情報ライブ ミヤネ屋 (ニュース)
小泉農水大臣がコメの価格高騰対策として放出した備蓄米。きょう大手小売業者への引き渡しが始まり、一部の業者は先ほど、予約販売を開始した。連日多忙をきわめる小泉大臣は、けさ農林水産委員会に出席。きょうも論戦が始まろうとするまさにその頃、随意契約された「備蓄米」第1陣の引き渡しが行われていた。けさ、アイリスオーヤマの精米工場に運び込まれた政府備蓄米。申請した1万トンのうち、第1弾として12トンが引き渡された。申し込みから3日後という異例の早さで小売業者のもとへ。不純物が入っていないかなどの品質検査の結果、「問題ない」と判断。きょうのうちに12トン全てを精米し梱包作業を行うという。パッケージは既存の「和の輝き」を使用し、政府備蓄米の印字シールを貼って対応。ブレンドはせず2022年産の備蓄米100%、価格は5キロ2160円(税込み)で、来週月曜日には宮城県内と首都圏の3店舗で販売を開始する予定。日本で一番早く店頭に並べると意気込んでいたアイリスオーヤマ・執行役員・田中伸生管理本部長は、「短納期で入荷・精米までできてひと安心しております」などと述べた。小泉大臣肝いりの「2000円台」とあって、注目度の高い今回の備蓄米。アイリスオーヤマは来週月曜日の店頭販売を前に、きょう午後1時からインターネット販売の予約を開始したが、アクセスが集中し予約開始直後はサイトがつながりにくい状態になった。また、楽天グループもネット通販サイト「楽天市場」に特設ページを開設。きょう正午から5キロ1980円(税抜き)で販売開始したが、すでに売り切れてしまったサイトもある。6月7日から順次発送を始めるとしている。きのう、備蓄米の円滑な流通に向け、関係者との面会を重ねた小泉農水大臣。中野国交大臣とは備蓄米を早く行き渡らせるよう協力を呼びかける、意見交換会を開いた。
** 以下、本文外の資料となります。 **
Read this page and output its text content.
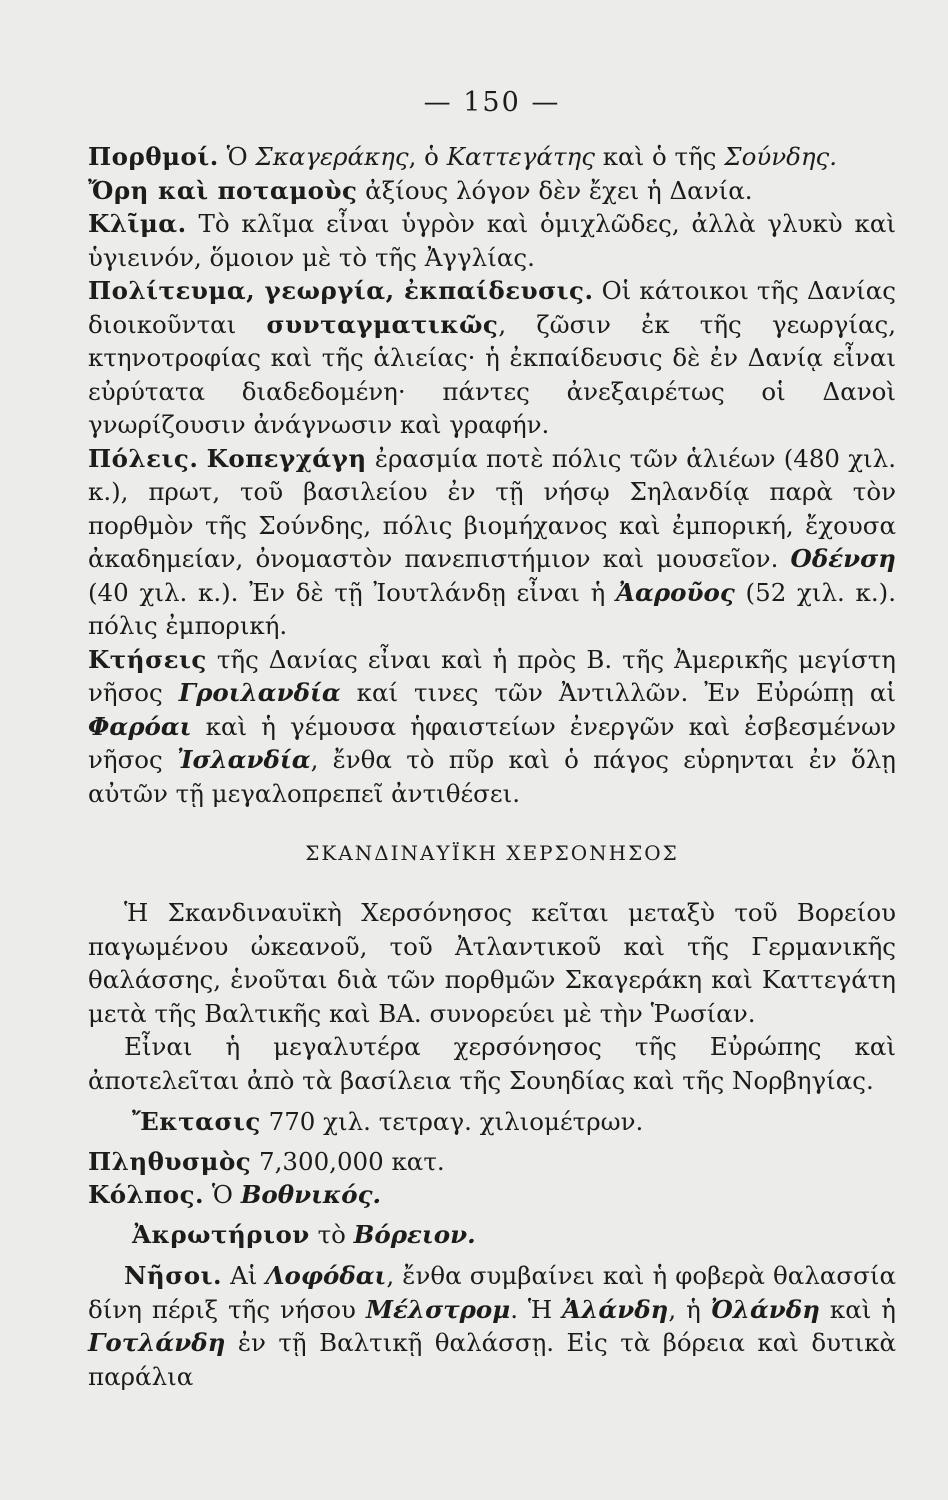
— 150 —

Πορθμοί. Ὁ Σκαγεράκης, ὁ Καττεγάτης καὶ ὁ τῆς Σούνδης.

Ὄρη καὶ ποταμοὺς ἀξίους λόγον δὲν ἔχει ἡ Δανία.

Κλῖμα. Τὸ κλῖμα εἶναι ὑγρὸν καὶ ὁμιχλῶδες, ἀλλὰ γλυκὺ καὶ ὑγιεινόν, ὅμοιον μὲ τὸ τῆς Ἀγγλίας.

Πολίτευμα, γεωργία, ἐκπαίδευσις. Οἱ κάτοικοι τῆς Δανίας διοικοῦνται συνταγματικῶς, ζῶσιν ἐκ τῆς γεωργίας, κτηνοτροφίας καὶ τῆς ἁλιείας· ἡ ἐκπαίδευσις δὲ ἐν Δανίᾳ εἶναι εὐρύτατα διαδεδομένη· πάντες ἀνεξαιρέτως οἱ Δανοὶ γνωρίζουσιν ἀνάγνωσιν καὶ γραφήν.

Πόλεις. Κοπεγχάγη ἐρασμία ποτὲ πόλις τῶν ἁλιέων (480 χιλ. κ.), πρωτ, τοῦ βασιλείου ἐν τῇ νήσῳ Σηλανδίᾳ παρὰ τὸν πορθμὸν τῆς Σούνδης, πόλις βιομήχανος καὶ ἐμπορική, ἔχουσα ἀκαδημείαν, ὀνομαστὸν πανεπιστήμιον καὶ μουσεῖον. Οδένση (40 χιλ. κ.). Ἐν δὲ τῇ Ἰουτλάνδῃ εἶναι ἡ Ἀαροῦος (52 χιλ. κ.). πόλις ἐμπορική.

Κτήσεις τῆς Δανίας εἶναι καὶ ἡ πρὸς Β. τῆς Ἀμερικῆς μεγίστη νῆσος Γροιλανδία καί τινες τῶν Ἀντιλλῶν. Ἐν Εὐρώπῃ αἱ Φαρόαι καὶ ἡ γέμουσα ἡφαιστείων ἐνεργῶν καὶ ἐσβεσμένων νῆσος Ἰσλανδία, ἔνθα τὸ πῦρ καὶ ὁ πάγος εὑρηνται ἐν ὅλῃ αὐτῶν τῇ μεγαλοπρεπεῖ ἀντιθέσει.

ΣΚΑΝΔΙΝΑΥΪΚΗ ΧΕΡΣΟΝΗΣΟΣ

Ἡ Σκανδιναυϊκὴ Χερσόνησος κεῖται μεταξὺ τοῦ Βορείου παγωμένου ὠκεανοῦ, τοῦ Ἀτλαντικοῦ καὶ τῆς Γερμανικῆς θαλάσσης, ἑνοῦται διὰ τῶν πορθμῶν Σκαγεράκη καὶ Καττεγάτη μετὰ τῆς Βαλτικῆς καὶ ΒΑ. συνορεύει μὲ τὴν Ῥωσίαν.

Εἶναι ἡ μεγαλυτέρα χερσόνησος τῆς Εὐρώπης καὶ ἀποτελεῖται ἀπὸ τὰ βασίλεια τῆς Σουηδίας καὶ τῆς Νορβηγίας.

Ἔκτασις 770 χιλ. τετραγ. χιλιομέτρων.

Πληθυσμὸς 7,300,000 κατ.

Κόλπος. Ὁ Βοθνικός.

Ἀκρωτήριον τὸ Βόρειον.

Νῆσοι. Αἱ Λοφόδαι, ἔνθα συμβαίνει καὶ ἡ φοβερὰ θαλασσία δίνη πέριξ τῆς νήσου Μέλστρομ. Ἡ Ἀλάνδη, ἡ Ὀλάνδη καὶ ἡ Γοτλάνδη ἐν τῇ Βαλτικῇ θαλάσσῃ. Εἰς τὰ βόρεια καὶ δυτικὰ παράλια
さらにコメの卸し売り業者などで組織される団体とも面会。備蓄米の随意契約は申し込み殺到のため、おとといスタートから1日余で一時休止。約70社から申請があり、2022年産のコメが上限の20万トンに到達する見込み。そんな中、小泉大臣は新たな随意契約をあすから再開すると発表。対象は町のコメ店や中小のスーパーに拡大される。販売されるのは2021年産のコメ10万トンで、店頭価格は5キロ1944円程度(税込み)になるという。ただ備蓄米について町のコメ店に聞くと、「(備蓄米の取り扱いは)する予定はないです」などの声が聞かれた。新たな随意契約に手を挙げない理由は、2021年産の古古古米であるため。新たに放出される備蓄米は「見た目」や「香り」に違いが出る恐れがあるという。別のコメ店は、実際に食べて品質を確認したいという。一方、随意契約による備蓄米の放出には課題もある。1つは精米の問題。政府からは玄米の状態で提供されるため、精米や袋詰めなどは業者で行う必要がある。5000トンの備蓄米を申請したホームセンター「カインズ」では、精米は取引先と連携をして進め、備蓄米を玄米のまま販売することも検討中だという。さらに備蓄米を巡っては、小泉大臣が随意契約による備蓄米を優先的に行き渡らせたい意向を示した。
物流面でも大きな課題がある。フォークリフトで次々と運ばれていくコメ。大手量販店と契約を結び備蓄米を納品している埼玉県行田市にあるコメの運送会社。直近の予定表を見せてもらうと、早朝4時から夕方までのスケジュールがびっしり埋められていた。これまでの競争入札分の備蓄米を輸送しながら、急きょ随意契約した分の備蓄米を来週早々に各店舗へ届けることになり、作業に追われているという。しかし人手不足により作業のスピードを上げられないのだという。運送業界の中でドライバーや作業員の高齢化が深刻だという。他にも課題は山積しており、重たいコメの積み下ろしを手作業で行っている。厳しいコメの物流業界の現実。この後、夕方から新たな随意契約についてオンライン説明会を開催予定の小泉大臣。果たして今後、コメの価格高騰を止めることはできるのだろうか。